One summary for Tai Chi I’ve used in the past is that, externally, it is the art of dealing with force: yours, your environment’s, or someone else’s. Sometimes this force is the weight of your body on a stair, and sometimes it’s a heavy bag in your hand. If any force is applied to your body, it is possible to feel that force in many other parts of your body as well. Of course, you may not feel it in some places. In order to feel (and respond well) to force, you must be soft and light. Parts of the body that are tense or hard have lost their spring and cannot transfer energy very well. Force that enters those areas can become stuck. Worse, without a full connection, that stuck force can stagnate and spread the tension to other parts of the body.
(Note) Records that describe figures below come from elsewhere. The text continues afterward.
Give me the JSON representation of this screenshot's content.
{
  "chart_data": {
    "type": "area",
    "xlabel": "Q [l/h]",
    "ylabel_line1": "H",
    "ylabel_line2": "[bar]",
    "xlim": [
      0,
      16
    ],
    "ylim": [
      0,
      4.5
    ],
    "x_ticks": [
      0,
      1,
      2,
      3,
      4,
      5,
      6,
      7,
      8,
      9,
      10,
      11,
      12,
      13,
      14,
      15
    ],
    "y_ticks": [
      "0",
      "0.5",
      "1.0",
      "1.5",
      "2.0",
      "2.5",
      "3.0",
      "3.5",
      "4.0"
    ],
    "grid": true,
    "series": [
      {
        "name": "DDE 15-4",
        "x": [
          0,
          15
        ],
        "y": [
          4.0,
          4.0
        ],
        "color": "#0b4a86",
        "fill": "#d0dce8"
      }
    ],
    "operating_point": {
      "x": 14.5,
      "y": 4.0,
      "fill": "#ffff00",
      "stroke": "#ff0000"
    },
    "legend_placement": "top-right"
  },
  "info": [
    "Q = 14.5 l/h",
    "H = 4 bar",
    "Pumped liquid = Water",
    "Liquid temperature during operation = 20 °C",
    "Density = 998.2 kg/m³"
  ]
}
What does this mean in practical terms? If your hand is tense, your whole body will carry some of that tension as well. If you make a hard fist, the pressure of that contraction will also be evident in your arm, in your shoulder, and maybe your face and neck. Perhaps more dangerous, when allowed to remain, that contraction can appear in your breathing. Similarly, if your breath is tight and shallow, your movement will never be completely relaxed. This tells us that we need to check in with all the parts of our body regularly (during a Tai Chi form or anytime, really) and try to relax any tension we find in order to help release tension in other places as well.
That said, if my body is not well connected, then relaxing my face may not have much of an effect on a my tight lower back, but it’s likely to have an effect on my neck and shoulders. You never know where you’ll find a connection; some may surprise you. Try it and find out!
So how do we improve connection? Another translation of this classic reads,
In motion the whole body should be light and agile,
with all parts of the body linked as if threaded together. (Scheele)
This gives us another analogy. Imagine a thread pulled taut; if one side is pulled, the other side moves also. This is true for either side of the thread. The body is like this thread. If the thread hangs slack or is tangled, pulling on one side will still affect the other side, but not immediately and not evenly. On the other hand, if the thread is too tense, a single pull will cause it to snap.
To best manage the daily forces that apply to your body (carrying, lifting, pushing, pulling, etc.) you should try to find a level of extension and fullness in your body that removes the slack without creating additional tension. In this way, when the dresser you are pushing suddenly gets stuck, you won’t fall over or wrench your shoulder. Even while walking, it can be helpful to feel and respond to the pressure and feelings you get from your foot in your whole body.
So remember: the body is one piece. You can consider its elements as separate for convenience, but when one part is affected by force or discomfort, so too will some other part. Relax one part, you’ll probably find relaxation everywhere.
1. Liao, Waysun (1977,1990). T’ai Chi Classics. Boston: Shambhala Publications. pp. VIII. ISBN 0-87773-531-X.